In my home I was able to get a maximum transfer speed of 64.8Mbps, despite a green LED, which doesn't sound great. That is, however, much better than the 25.6Mbps I was getting previously, with a set claiming an 85Mbps maximum transfer speed. To the maths-averse, I should point out that's a better improvement than you would expect just from the increase in the max (theoretically) possible transfer speed. It's also enough bandwidth to stream a Blu-ray movie, including its Dolby TrueHD or DTS-HD Master Audio soundtrack, were you so inclined and were it even possible.
More importantly latency between my living room and router dropped from some 50ms on 802.11g Wi-Fi to a mere 1ms with the powerline Ethernet kit. Gamers among you will appreciate that this could prove the difference between virtual life and death in a heated deathmatch. Don't worry, you can still pretend to be using wireless if you die - nobody can tell otherwise.

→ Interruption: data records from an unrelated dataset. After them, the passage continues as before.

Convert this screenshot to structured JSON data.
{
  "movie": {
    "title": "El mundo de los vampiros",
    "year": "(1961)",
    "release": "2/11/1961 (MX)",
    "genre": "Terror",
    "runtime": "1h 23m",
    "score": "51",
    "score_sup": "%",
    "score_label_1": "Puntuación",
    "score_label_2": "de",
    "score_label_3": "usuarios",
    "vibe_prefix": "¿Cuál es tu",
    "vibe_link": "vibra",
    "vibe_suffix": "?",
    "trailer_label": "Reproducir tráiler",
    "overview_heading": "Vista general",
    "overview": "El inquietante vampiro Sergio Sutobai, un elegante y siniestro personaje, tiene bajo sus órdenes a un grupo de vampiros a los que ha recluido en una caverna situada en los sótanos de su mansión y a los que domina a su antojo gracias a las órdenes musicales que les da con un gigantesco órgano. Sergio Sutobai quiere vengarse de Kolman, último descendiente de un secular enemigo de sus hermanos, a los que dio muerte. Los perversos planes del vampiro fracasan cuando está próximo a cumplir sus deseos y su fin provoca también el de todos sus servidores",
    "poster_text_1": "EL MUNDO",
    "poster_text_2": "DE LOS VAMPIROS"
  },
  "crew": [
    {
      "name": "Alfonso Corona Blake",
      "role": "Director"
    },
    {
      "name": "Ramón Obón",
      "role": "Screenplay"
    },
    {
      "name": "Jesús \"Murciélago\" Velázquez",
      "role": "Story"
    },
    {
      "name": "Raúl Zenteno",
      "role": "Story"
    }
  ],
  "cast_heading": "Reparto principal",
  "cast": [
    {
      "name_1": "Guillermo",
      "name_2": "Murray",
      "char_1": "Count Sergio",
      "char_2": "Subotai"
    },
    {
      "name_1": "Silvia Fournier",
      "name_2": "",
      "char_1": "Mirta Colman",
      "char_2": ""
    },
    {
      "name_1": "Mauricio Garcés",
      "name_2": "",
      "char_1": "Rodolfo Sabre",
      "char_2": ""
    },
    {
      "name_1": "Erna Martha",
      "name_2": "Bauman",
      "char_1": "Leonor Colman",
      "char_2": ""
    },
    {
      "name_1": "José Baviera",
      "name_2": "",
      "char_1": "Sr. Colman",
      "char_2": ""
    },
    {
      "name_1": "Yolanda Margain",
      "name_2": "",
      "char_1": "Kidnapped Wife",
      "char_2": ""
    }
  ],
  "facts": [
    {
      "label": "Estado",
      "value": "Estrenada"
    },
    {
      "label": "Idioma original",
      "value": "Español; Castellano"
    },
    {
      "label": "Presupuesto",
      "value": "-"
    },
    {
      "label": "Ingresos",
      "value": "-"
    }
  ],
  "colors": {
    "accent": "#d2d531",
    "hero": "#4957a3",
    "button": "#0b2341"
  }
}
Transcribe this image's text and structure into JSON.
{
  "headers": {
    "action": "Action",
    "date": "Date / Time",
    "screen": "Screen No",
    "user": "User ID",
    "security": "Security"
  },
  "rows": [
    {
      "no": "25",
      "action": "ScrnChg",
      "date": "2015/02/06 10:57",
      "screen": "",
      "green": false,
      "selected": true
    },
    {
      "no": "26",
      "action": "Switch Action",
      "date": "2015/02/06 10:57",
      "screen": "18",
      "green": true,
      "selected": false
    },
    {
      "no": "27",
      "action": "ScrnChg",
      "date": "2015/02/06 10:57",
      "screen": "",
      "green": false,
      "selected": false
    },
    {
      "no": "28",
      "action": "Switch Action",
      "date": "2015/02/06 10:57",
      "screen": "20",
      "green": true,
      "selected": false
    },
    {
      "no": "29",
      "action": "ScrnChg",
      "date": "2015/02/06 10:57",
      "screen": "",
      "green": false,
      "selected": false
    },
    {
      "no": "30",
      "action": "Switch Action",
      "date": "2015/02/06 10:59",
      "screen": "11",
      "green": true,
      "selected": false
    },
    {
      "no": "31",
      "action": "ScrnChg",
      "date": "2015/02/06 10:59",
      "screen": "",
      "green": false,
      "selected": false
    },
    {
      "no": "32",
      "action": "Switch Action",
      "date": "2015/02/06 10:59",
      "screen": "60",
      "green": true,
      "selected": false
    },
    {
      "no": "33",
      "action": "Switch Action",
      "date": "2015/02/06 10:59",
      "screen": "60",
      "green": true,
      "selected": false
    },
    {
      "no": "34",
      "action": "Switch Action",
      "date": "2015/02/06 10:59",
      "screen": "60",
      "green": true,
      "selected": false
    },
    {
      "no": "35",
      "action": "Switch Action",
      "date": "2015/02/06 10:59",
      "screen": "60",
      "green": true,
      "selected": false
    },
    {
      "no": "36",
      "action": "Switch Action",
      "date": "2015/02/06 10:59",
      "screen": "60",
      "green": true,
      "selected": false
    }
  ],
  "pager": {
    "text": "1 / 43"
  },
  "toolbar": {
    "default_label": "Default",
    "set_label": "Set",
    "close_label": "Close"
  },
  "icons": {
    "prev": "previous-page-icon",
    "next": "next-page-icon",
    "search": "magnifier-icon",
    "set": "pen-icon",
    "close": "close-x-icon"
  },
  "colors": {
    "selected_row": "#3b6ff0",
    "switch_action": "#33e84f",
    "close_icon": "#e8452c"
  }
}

As ever, this HomePlug kit proved incompatible with my old set, which is admittedly a couple of years old, but should work with any HomePlug AV adaptor such as a Solwise HomePlug AV Mains Pass Through or the aforementioned HDBX101. Considering four devices can be used with this kit, that's not likely to be necessary though.
With transfer speeds as close to the theoretical maximum as can actually be achieved in real circumstances and the convenience of a four-port Ethernet switch at its business end, the Netgear Home Theater Internet Connection Kit is one of the best HomePlug systems we've looked at.